North Korean Hackers Siphon Cryptocurrencies Worth $400m in 2021

A report by Chainalysis, a blockchain analysis firm has revealed that North Korea launched at least seven attacks on cryptocurrency platforms extracting nearly $400 million worth of digital assets last year.

The targets of the hacks were not identified, but the report noted that the victims were basic investment firms and centralized exchanges, including Liquid.com. The exchange company had announced in August that an unauthorized user had accessed some of the cryptocurrency wallets it managed.

The hackers were said to have used phishing lures, code exploits, malware, and advanced social engineering to steal organizations’ internet-connected ‘hot’ wallets funds. The funds were traced to North Korea-controlled addresses.

Last year, the US charged three North Korean computer programmers – working for the Asian country’s intelligence service, the Reconnaissance General Bureau, – accusing them of years-long hacking spree, aimed at stealing more than $1.3 billion in money and cryptocurrency, from companies, banks and Hollywood movie studios.

Chainalysis explained that the hacking group, the Lazarus Group likely carried out the majority of last year’s cyberattacks. According to the United States, the group is controlled by the North Korean intelligence.

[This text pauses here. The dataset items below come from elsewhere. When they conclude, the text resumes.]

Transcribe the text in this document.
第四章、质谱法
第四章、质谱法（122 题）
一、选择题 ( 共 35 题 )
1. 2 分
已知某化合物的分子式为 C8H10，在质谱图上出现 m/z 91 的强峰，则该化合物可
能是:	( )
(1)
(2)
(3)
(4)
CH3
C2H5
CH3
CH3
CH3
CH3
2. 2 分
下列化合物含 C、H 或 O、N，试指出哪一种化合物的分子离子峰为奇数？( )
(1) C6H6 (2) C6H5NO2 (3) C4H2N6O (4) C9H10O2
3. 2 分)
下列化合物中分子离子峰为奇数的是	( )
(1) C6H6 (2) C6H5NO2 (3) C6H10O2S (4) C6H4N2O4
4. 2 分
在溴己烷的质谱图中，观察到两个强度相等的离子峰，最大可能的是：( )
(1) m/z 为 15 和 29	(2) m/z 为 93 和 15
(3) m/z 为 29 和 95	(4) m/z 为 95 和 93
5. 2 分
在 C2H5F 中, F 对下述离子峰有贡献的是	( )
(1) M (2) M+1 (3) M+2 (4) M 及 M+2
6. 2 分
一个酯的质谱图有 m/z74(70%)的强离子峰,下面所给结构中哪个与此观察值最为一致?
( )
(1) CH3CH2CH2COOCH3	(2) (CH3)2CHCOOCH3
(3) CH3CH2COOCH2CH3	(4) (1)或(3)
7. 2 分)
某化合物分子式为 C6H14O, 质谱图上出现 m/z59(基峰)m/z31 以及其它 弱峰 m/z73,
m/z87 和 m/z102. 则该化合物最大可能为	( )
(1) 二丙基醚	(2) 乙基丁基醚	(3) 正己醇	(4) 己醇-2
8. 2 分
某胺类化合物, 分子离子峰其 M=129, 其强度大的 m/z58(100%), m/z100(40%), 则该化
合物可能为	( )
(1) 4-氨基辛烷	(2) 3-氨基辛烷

The Lazarus Group had faced accusations of being involved in attacks on International banks and customer accounts, including an earlier 2014 cyber attack on Sony Pictures Entertainment using the “WannaCry” ransomware.

The report added that 2021 was one of the most successful years on record for crypto hackers and cyber attackers.

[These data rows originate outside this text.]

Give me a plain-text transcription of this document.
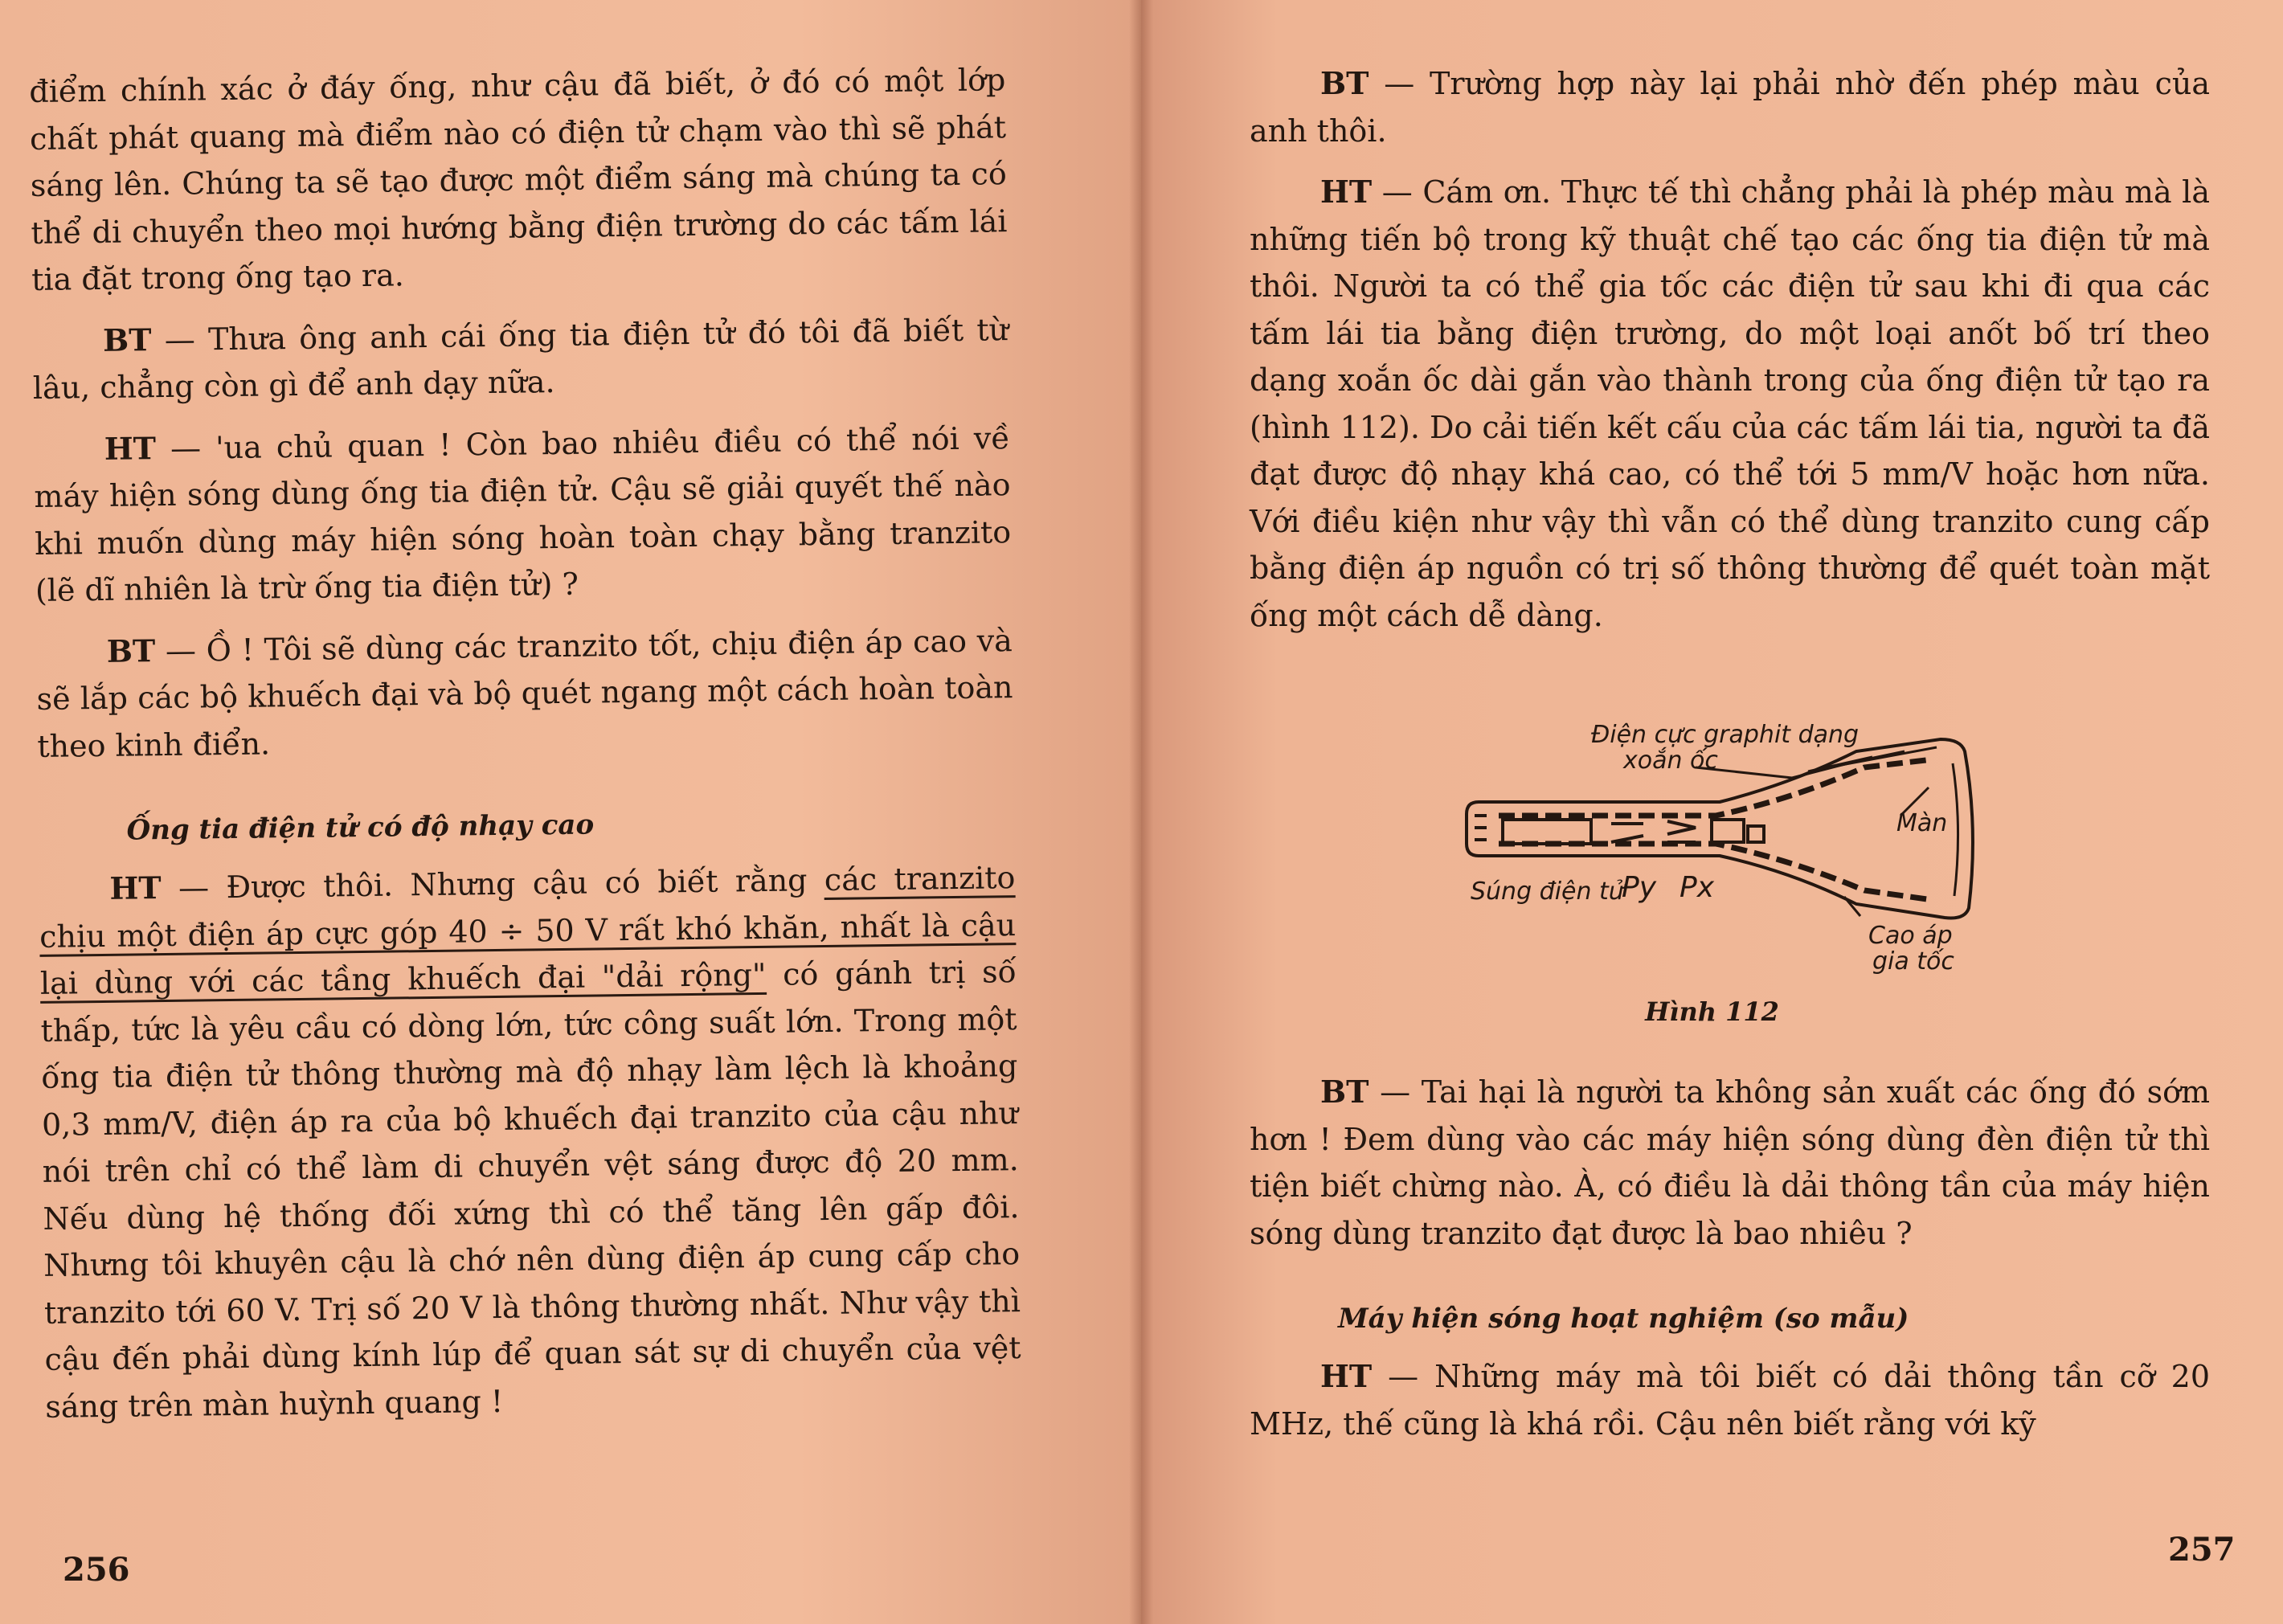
điểm chính xác ở đáy ống, như cậu đã biết, ở đó có một lớp chất phát quang mà điểm nào có điện tử chạm vào thì sẽ phát sáng lên. Chúng ta sẽ tạo được một điểm sáng mà chúng ta có thể di chuyển theo mọi hướng bằng điện trường do các tấm lái tia đặt trong ống tạo ra.

BT — Thưa ông anh cái ống tia điện tử đó tôi đã biết từ lâu, chẳng còn gì để anh dạy nữa.

HT — 'ua chủ quan ! Còn bao nhiêu điều có thể nói về máy hiện sóng dùng ống tia điện tử. Cậu sẽ giải quyết thế nào khi muốn dùng máy hiện sóng hoàn toàn chạy bằng tranzito (lẽ dĩ nhiên là trừ ống tia điện tử) ?

BT — Ồ ! Tôi sẽ dùng các tranzito tốt, chịu điện áp cao và sẽ lắp các bộ khuếch đại và bộ quét ngang một cách hoàn toàn theo kinh điển.

Ống tia điện tử có độ nhạy cao

HT — Được thôi. Nhưng cậu có biết rằng các tranzito chịu một điện áp cực góp 40 ÷ 50 V rất khó khăn, nhất là cậu lại dùng với các tầng khuếch đại "dải rộng" có gánh trị số thấp, tức là yêu cầu có dòng lớn, tức công suất lớn. Trong một ống tia điện tử thông thường mà độ nhạy làm lệch là khoảng 0,3 mm/V, điện áp ra của bộ khuếch đại tranzito của cậu như nói trên chỉ có thể làm di chuyển vệt sáng được độ 20 mm. Nếu dùng hệ thống đối xứng thì có thể tăng lên gấp đôi. Nhưng tôi khuyên cậu là chớ nên dùng điện áp cung cấp cho tranzito tới 60 V. Trị số 20 V là thông thường nhất. Như vậy thì cậu đến phải dùng kính lúp để quan sát sự di chuyển của vệt sáng trên màn huỳnh quang !

256

BT — Trường hợp này lại phải nhờ đến phép màu của anh thôi.

HT — Cám ơn. Thực tế thì chẳng phải là phép màu mà là những tiến bộ trong kỹ thuật chế tạo các ống tia điện tử mà thôi. Người ta có thể gia tốc các điện tử sau khi đi qua các tấm lái tia bằng điện trường, do một loại anốt bố trí theo dạng xoắn ốc dài gắn vào thành trong của ống điện tử tạo ra (hình 112). Do cải tiến kết cấu của các tấm lái tia, người ta đã đạt được độ nhạy khá cao, có thể tới 5 mm/V hoặc hơn nữa. Với điều kiện như vậy thì vẫn có thể dùng tranzito cung cấp bằng điện áp nguồn có trị số thông thường để quét toàn mặt ống một cách dễ dàng.

Điện cực graphit dạng
xoắn ốc
Màn
Súng điện tử
Py Px
Cao áp
gia tốc
Hình 112

BT — Tai hại là người ta không sản xuất các ống đó sớm hơn ! Đem dùng vào các máy hiện sóng dùng đèn điện tử thì tiện biết chừng nào. À, có điều là dải thông tần của máy hiện sóng dùng tranzito đạt được là bao nhiêu ?

Máy hiện sóng hoạt nghiệm (so mẫu)

HT — Những máy mà tôi biết có dải thông tần cỡ 20 MHz, thế cũng là khá rồi. Cậu nên biết rằng với kỹ

257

It should be recalled that Investors King reported that CheckPoint Solutions Technology said Africa has about 1,600 cyber attacks in the year under review, while North America records about 497 attacks weekly. Weekly attacks globally amount to a total of 5,193 as Asia records 1,299 attacks, Latin America (1,117), and Europe with 665 attacks

“From 2020 to 2021, the number of North Korean-linked hacks jumped from four to seven, and the value extracted from these hacks grew by 40%. Once North Korea gained custody of the funds, they began a careful laundering process to cover up and cash out,” the Chainalysis report noted.

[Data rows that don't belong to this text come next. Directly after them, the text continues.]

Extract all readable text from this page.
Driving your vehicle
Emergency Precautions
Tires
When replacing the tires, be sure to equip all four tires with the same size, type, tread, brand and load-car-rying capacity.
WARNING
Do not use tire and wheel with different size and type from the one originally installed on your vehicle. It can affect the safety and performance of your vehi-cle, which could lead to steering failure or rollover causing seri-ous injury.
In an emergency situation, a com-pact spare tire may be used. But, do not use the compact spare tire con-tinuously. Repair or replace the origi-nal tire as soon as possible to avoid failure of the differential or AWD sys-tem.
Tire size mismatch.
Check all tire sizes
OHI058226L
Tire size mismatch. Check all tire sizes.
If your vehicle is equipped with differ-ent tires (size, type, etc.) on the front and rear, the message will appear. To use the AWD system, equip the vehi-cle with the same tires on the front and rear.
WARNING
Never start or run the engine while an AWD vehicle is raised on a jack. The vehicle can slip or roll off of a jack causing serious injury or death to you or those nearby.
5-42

Some of the hackers are still said to be sitting on the stolen funds, not spending them, in hopes that they could outwit law enforcement’s interest before cashing out.

However, According to United Nations experts monitoring sanctions on North Korea, the country has used stolen funds to support its nuclear and ballistic missile programs to circumvent sanctions. The Asian country also appeared to step up efforts to launder stolen cryptocurrency, by significantly increasing its use of mixers, or software tools that pool and scramble cryptocurrencies from thousands of addresses, Chainalysis said.

Researchers had also identified $170 million in old, unlaundered cryptocurrency holdings from 49 separate hacks spanning from 2017 to 2021, the report added.

North Korea has still not responded to media inquiries, but has previously released statements denying allegations of hacking. Without any official word for the cyber attacks traced to the country, “Whatever the reason may be, the length of time that (North Korea) is willing to hold on to these funds is illuminating, because it suggests a careful plan, not a desperate and hasty one,” Chainalysis concluded.